Is the contentious parent-trigger proposal in trouble?
Patricia Levesque, the executive director of former Gov. Jeb Bush's Foundation for Florida's Future, held a press conference Tuesday morning to "debunk myths" associated with the proposal.
She was accompanied by Pat DeTemple, a senior strategist for Parent Revolution, the group that helped create the law in California. Nikki Lowery, of former D.C. schools Chancellor Michelle Rhee's organization, StudentsFirst, joined via telephone.
The bill has met resistance from the state Parent Teacher Association, grassroots parent groups, school districts and the teachers' union, who say it would enable for-profit charter-school management companies to take over traditional public schools. Democrats have voted against it at nearly every committee stop.
At the press conference, DeTemple rejected claims that the bill is part of "a vast conspiracy to privitize education in America."

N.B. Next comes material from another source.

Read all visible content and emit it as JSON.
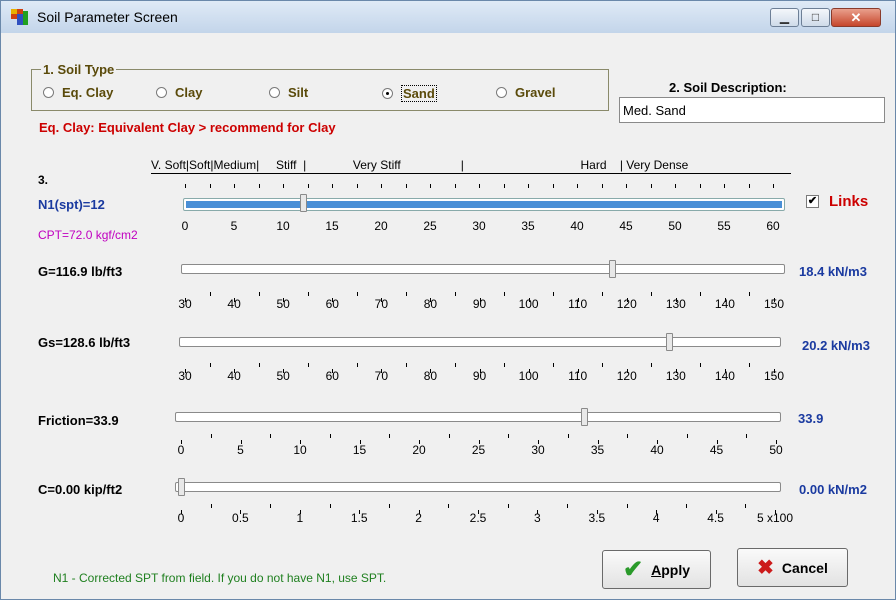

"The noting that there is an army of charter-school operators out there ready to take advantage of this law flies in the face of facts," he said.
Levesque noted that under current law, parents can already petition for change. "The difference is, they would now have a legal seat at the table," she said.
After the press conference, the Florida Education Association's Jeff Wright questioned the Foundation's movites.
"Why are not parents from this state participating in this conversation?" Wright said. "We have parents in Florida... We don't need California or the Foundation's help."
Will the trigger bill become law this year?
The proposal has already won the support of three committees in the House, and will likely be heard on the floor next week. But it hasn't started moving in the Senate.
The proposal is a top priority for Bush, who came to Tallahassee earlier this year to discuss it with lawmakers.